Radiation Therapy with Gamma Knife
Overview
The Gamma Knife is a noninvasive, incredibly precise tool for administering radiation, usually to brain and skull-base tumors, blood vessel abnormalities and cases of neuralgia.
Doctors are able to meticulously focus the radiation, destroying tumors without harming nearby tissue in one of the body’s most sensitive spots—the brain.
The Yale Medicine Gamma Knife Center sees a high volume of patients and has for many years. "That has given us depth and breadth of experience, even in rare cancers," says James B. Yu, MD, co-director of the center.
What types of patients can benefit from Gamma Knife Stereotactic radiosurgery?
Gamma Knife radiosurgery can be of great benefit for patients with good treatment options, a high likelihood of long-term survival, and who want to preserve existing brain function.
Yale Medicine physicians carefully consider a patient’s entire prognosis when deciding whether or not Gamma Knife radiosurgery can be beneficial.

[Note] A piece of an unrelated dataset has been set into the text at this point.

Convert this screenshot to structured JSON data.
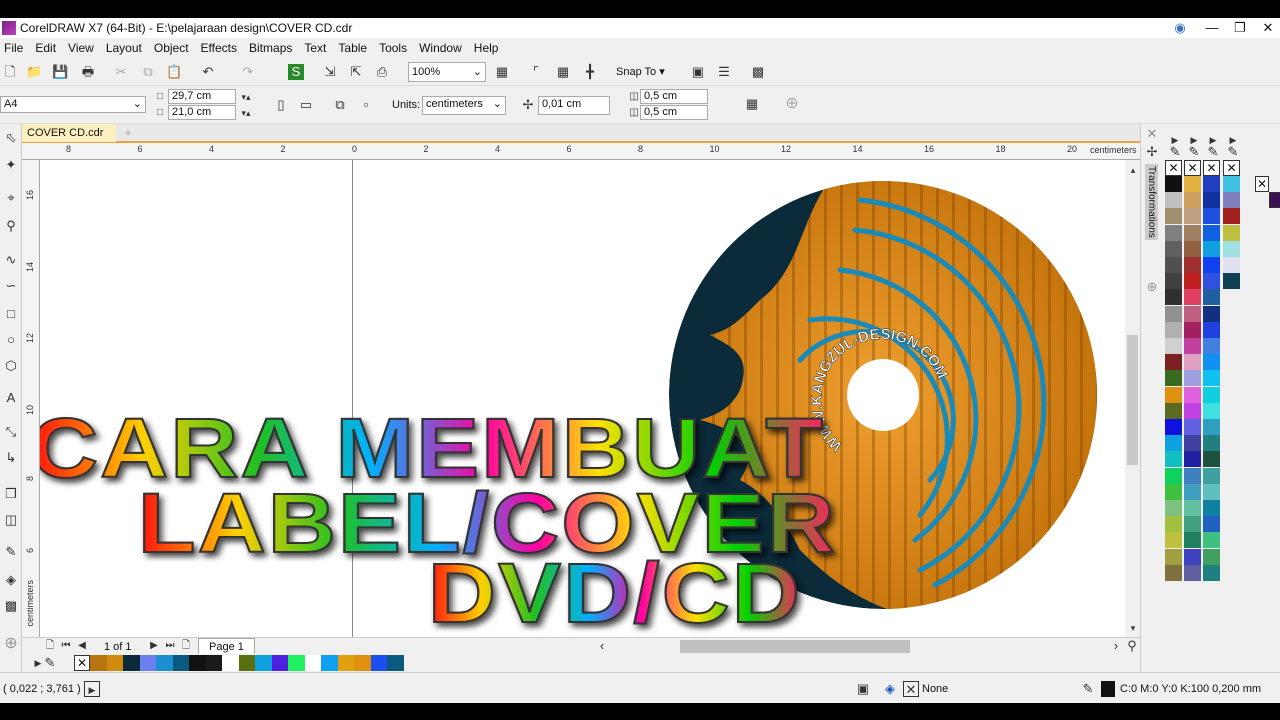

“We are no longer nihilistic about brain metastases,” Dr. Yu says. “It’s more about how well the cancer is controlled and about a patient’s performance status, how they are doing. A patient may have a dozen lesions, but if the prognosis is otherwise good, Yale Medicine doctors can still select this targeted treatment as the best option.”
How does Gamma Knife radiosurgery work?
The Gamma Knife projects dozens of streams of radiation. On its own each of these streams is not strong enough to damage the brain. However, when the rays meet at the precisely defined area, their collective strength becomes powerful enough to break down a tumor.
What should a patient being treated with Gamma Knife radiosurgery expect?
During the course of care at Yale Medicine, patients will see a radiation oncologist and a neurosurgeon. Typically, a patient will fast overnight before treatment and arrive early in the morning for therapy.
The first step involves numbing four spots on the patient’s scalp. The neurosurgeon then attaches a stereotactic frame to his or her head. From the patient's perspective, this process is not unlike the preparation for dental work.
Patients then get a magnetic resonance imaging (MRI) scan and wait while the treatment team evaluates the scan. The treatment plan is put together with the aid of a medical physicist, who charts how the Gamma Knife’s rays will move through the skull and tissue and arrive at their target.
Administration of the treatment can be as brief as 10 minutes or it can take as long as four hours (if there are a few dozen tumors). The average length of the treatment is about 45 minutes.
Because the room is quiet and calm, patients sometimes fall asleep. After treatment, the stereotactic frame is removed. Since no general anesthetic is administered, the patient can return home immediately.
In the following weeks and months, doctors use MRI to scan the area and monitor the tumor’s growth. In the best case, the tumor shrinks over time, never to return. In other cases, a scar remains or the tumor may even endure. Radiosurgery is considered "successful" if a tumor never grows again.
What other treatments are used in conjunction with Gamma Knife radiosurgery?
There is growing evidence that radiation may improve the body’s immune response, so doctors at Yale Medicine have been working to combine radiation with immunotherapy drugs in order to fight cancer. “You deliver a high dose of radiation to a tumor, and you may be able to cause more antigen presentation,” Dr. Yu says. In other words, the radiation kicks the immune system into overdrive, helping it attack cancerous cells.
Despite promising results, trials are still underway to help answer the unanswered questions in this field, such as: What types of cancer have the best response? How soon after immunotherapy do you have to give the radiation? What’s an ideal dose?
How is Yale Medicine’s approach to Gamma Knife surgery unique?
"We are now at the forefront of the movement to treat multiple metastases—more than five lesions—with the Gamma Knife, something we would not have thought possible some years ago," says Dr. Yu.
The other cutting-edge area is in the treatment of noncancerous medical problems, such as trigeminal neuralgia and essential tremor, thanks to the precision of the Gamma Knife in training its beams on very specific spots. In addition to patient care, Yale Medicine focuses on academic research, paving the way to breakthroughs large and small.
Says Dr. Yu: "Where once the application of clinical research to patient care could be quite slow, now we’ve got momentum to apply the latest understanding of conditions and technology as soon as we’ve mastered them. We are the ones generating the evidence and translating the newest discoveries into practice.”